Experimental and numerical investigation of cross-shaped buckling-restrained SPSWs with composite structure

Abstract

The square concrete-filled steel tube (CFST) column enjoys the advantages of high bearing capacity, a simple structure of beam-column joints, good ductility and seismic performance. Therefore, the square CFST columns are introduced as the boundary frame of buckling-restrained steel plate shear wall (SPSW). To investigate the cyclic behaviour of cross-shaped buckling-restrained SPSW with a composite frame consisting of H-shaped steel beams and square CFST columns, two specimens were prepared and tested under the cyclic quasi-static loading, and the failure modes and hysteretic curves of the specimens were discussed. Experimental results show that the cross-shaped buckling-restrained stiffeners can significantly reduce the out-of-plane deformation of the steel plate and improve the bearing capacity of SPSW structures. The finite element (FE) models of SPSWs with cross-shaped stiffeners were developed, and good agreement was observed between the FE analysis results and test results for the failure modes, skeleton curves and bearing capacity.
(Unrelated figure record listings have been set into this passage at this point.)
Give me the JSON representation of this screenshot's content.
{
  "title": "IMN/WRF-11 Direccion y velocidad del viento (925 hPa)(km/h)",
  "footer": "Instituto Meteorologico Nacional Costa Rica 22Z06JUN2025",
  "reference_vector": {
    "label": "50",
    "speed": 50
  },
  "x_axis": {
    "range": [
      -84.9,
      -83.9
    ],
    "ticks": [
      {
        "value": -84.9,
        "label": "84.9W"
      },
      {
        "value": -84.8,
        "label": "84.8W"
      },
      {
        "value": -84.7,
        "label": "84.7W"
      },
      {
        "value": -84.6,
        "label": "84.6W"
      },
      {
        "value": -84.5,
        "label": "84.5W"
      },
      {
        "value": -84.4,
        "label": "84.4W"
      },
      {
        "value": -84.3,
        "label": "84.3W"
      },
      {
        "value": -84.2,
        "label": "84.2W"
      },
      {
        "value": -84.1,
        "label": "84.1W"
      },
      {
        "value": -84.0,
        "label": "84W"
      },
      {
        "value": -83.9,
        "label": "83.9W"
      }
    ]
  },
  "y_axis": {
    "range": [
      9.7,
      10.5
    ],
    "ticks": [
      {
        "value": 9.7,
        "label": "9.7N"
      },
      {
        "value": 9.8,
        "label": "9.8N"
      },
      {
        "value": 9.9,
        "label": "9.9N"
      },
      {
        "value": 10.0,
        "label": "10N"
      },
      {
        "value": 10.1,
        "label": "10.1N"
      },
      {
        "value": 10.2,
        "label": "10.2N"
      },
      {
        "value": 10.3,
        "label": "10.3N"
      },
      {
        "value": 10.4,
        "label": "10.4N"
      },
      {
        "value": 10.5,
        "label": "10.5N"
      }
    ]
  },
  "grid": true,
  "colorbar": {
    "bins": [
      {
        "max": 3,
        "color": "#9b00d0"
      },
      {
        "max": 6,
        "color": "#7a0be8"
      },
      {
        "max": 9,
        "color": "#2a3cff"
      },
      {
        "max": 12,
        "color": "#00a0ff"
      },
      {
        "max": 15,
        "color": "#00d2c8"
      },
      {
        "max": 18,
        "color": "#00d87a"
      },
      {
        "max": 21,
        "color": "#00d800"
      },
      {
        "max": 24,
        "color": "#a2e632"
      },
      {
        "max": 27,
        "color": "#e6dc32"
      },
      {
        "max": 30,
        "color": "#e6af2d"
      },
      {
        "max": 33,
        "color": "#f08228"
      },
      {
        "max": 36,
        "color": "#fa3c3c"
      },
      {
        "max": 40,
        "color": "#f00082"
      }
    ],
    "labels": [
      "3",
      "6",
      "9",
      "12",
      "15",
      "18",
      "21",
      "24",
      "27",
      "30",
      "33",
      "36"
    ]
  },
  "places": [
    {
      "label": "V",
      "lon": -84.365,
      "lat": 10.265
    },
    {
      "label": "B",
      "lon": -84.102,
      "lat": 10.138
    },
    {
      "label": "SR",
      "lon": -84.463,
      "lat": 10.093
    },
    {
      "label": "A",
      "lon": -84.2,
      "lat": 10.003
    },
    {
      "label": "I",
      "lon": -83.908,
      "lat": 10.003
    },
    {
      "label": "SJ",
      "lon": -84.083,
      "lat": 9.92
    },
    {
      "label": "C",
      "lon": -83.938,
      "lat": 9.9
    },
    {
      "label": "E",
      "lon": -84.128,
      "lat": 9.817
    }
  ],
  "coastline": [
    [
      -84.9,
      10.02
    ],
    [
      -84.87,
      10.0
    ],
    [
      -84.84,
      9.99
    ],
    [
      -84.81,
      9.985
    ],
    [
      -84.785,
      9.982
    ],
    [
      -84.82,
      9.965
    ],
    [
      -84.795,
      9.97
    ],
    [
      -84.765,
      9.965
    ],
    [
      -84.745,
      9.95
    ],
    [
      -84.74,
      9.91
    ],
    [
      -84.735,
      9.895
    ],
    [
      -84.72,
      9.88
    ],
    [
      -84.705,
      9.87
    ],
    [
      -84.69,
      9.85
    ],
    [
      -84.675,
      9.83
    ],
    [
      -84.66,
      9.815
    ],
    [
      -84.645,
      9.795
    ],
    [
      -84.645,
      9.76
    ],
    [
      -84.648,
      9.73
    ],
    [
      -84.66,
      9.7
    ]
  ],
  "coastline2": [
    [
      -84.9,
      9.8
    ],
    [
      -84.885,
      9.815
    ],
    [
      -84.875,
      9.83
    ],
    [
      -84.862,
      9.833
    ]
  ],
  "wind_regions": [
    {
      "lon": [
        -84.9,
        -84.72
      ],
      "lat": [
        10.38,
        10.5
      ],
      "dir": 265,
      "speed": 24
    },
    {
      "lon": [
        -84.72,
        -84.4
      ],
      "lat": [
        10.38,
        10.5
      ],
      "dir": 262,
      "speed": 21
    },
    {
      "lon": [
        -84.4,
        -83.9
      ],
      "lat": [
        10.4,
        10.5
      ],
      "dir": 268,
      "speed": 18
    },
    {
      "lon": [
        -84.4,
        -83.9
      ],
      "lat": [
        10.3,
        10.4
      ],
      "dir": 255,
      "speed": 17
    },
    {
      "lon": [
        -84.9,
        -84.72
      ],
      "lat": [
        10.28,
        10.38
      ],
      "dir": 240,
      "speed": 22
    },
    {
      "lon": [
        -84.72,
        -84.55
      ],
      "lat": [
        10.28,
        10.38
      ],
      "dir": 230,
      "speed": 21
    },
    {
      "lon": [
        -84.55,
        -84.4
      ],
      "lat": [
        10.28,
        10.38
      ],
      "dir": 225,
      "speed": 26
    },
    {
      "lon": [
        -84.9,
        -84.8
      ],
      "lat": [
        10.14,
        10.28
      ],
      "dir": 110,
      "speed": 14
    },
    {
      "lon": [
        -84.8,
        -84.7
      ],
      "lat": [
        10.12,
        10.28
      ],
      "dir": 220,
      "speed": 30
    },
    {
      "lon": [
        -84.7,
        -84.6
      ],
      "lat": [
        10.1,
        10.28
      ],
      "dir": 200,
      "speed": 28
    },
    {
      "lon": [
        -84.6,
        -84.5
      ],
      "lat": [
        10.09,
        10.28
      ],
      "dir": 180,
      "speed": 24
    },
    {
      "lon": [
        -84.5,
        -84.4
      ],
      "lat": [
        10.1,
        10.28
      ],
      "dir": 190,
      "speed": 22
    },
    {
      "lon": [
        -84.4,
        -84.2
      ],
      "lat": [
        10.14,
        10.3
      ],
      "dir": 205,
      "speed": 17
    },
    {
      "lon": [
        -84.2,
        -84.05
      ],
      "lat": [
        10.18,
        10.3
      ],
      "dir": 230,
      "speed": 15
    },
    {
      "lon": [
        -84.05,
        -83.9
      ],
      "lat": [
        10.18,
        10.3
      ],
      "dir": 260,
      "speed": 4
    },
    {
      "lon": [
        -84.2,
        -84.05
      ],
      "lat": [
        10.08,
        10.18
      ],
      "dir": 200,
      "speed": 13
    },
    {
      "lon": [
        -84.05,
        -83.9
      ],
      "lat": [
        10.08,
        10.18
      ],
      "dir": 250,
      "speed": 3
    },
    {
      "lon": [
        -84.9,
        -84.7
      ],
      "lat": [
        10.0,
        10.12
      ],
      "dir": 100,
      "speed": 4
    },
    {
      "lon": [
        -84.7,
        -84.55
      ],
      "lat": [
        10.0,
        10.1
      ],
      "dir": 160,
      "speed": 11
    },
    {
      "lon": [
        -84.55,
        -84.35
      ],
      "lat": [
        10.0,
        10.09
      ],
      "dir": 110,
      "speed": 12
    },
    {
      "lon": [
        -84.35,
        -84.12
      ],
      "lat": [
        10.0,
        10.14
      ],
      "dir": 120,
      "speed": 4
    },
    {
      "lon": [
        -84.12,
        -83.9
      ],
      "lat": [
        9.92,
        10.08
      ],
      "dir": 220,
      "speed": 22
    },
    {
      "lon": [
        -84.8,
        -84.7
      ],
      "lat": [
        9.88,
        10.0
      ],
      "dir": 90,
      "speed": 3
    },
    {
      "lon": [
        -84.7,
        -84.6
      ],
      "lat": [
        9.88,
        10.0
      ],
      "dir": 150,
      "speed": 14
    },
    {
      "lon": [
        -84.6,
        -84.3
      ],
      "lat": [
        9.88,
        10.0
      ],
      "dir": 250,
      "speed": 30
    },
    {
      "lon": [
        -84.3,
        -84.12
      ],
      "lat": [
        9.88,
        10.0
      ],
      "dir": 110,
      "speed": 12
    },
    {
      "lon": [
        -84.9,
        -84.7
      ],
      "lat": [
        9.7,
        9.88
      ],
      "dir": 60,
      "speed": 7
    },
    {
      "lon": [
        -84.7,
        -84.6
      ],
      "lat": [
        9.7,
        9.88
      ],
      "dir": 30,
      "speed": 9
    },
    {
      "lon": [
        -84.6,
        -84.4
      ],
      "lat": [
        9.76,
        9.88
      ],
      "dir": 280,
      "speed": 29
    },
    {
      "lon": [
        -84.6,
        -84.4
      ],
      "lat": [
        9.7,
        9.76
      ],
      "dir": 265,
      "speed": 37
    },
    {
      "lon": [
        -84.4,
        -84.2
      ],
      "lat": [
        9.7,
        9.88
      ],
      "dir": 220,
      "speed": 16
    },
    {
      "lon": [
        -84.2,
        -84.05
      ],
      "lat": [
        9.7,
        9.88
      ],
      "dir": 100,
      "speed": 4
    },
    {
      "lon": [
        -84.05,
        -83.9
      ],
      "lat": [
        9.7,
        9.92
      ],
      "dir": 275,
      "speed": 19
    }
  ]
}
Based on the parameter analysis results of the cross-shaped buckling-restrained SPSWs structures, it is assumed that the strength of the embedded steel plate can be fully exerted when the flexibility coefficient of square CFST columns is no greater than 2.5. In addition, the design rules of the flexibility coefficient of square CFST columns were proposed to promote the application of SPSW buckling-restrained by cross-shaped stiffeners in high-rise buildings.